The Mayo Clinic in Rochester, Minnesota, is no stranger to innovation. W.W. Mayo and his sons--still known here as Dr. Charlie and Dr. Will--founded their rural group practice in the late 1800s around a new concept at the time: integrated medical care, which involved various specialists working together in the same building, performing comprehensive evaluations, and administering coordinated treatment. Ever since, innovation has been a vital part of the clinic's DNA, traditionally in the research lab.
But the approach with the kiosk--rolling out unfinished ideas to patients--is something new.
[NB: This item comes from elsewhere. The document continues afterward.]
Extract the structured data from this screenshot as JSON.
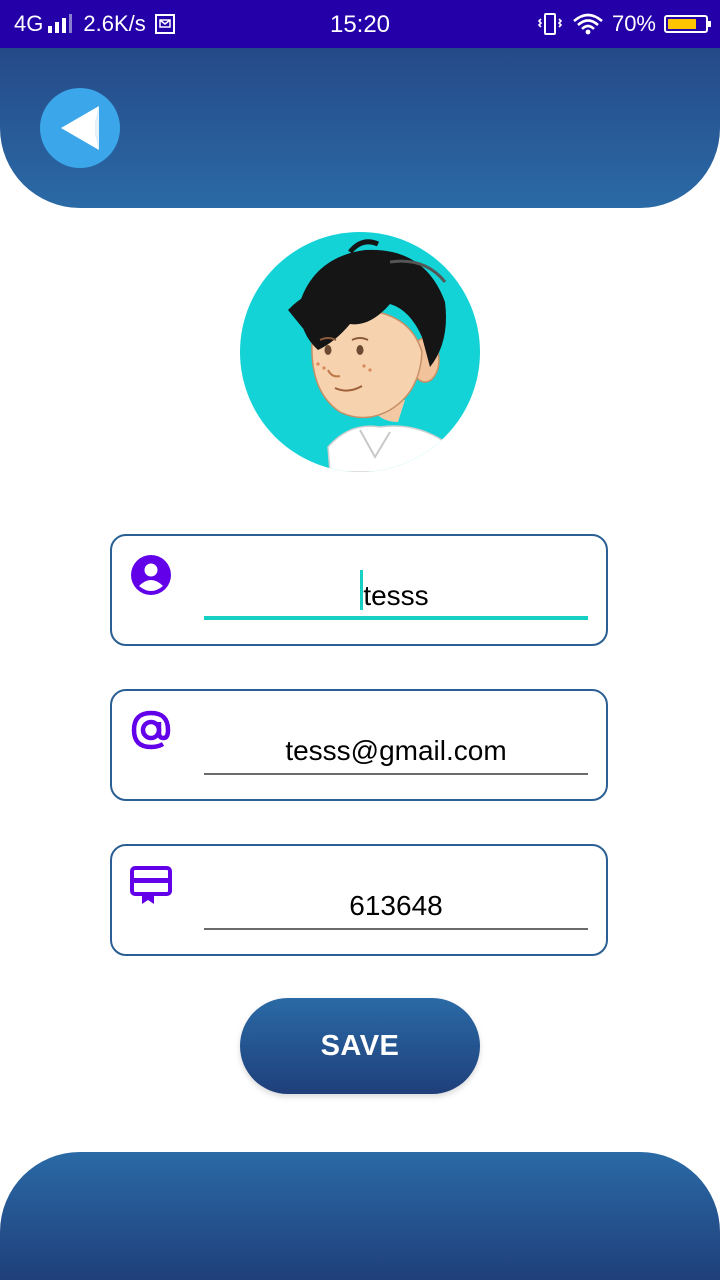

Last summer, Mayo opened SPARC, a clinical innovation lab that operates like a design shop and that specializes in the "patient experience." Doctors, nurses, and other staffers do what designers do: They interview, shadow, and observe customers (in this case, patients) to uncover their needs, brainstorm with abandon, and engage in rapid prototyping--hence, the paper kiosk.
Despite its status as one of the best known and most respected medical facilities in the world, Mayo is wrestling with the same issues that designers routinely tackle: In an increasingly competitive field, how do you differentiate yourself? How do you generate fresh ideas and implement them in a timely fashion? And how do you make sure those ideas actually benefit customers?
Mayo's program is "definitely unique, and it has enormous implications," says Dr. Samantha Collier, vice president of medical affairs at HealthGrades, which rates the quality of the nation's hospitals. "Medicine has long been embedded in tradition. But just because this is what we've done since the days of Marcus Welby doesn't mean it's still the best way. [Mayo] could find disruptive ways of practicing medicine better. This isn't just about customer service but about quality."
SPARC is not simply a research lab or a medical clinic. It's both. Real patients see real doctors and, in doing so, participate in experiments (they're briefed and asked for permission). Instead of being shunted off-site, the program is based in the Mayo Building like any other clinic; it occupies a corridor that used to house urology. The acronym, which stands for "see, plan, act, refine, and communicate," is meant to remind participants of the design-oriented methodology so they'll continue to employ it when they return to their departments.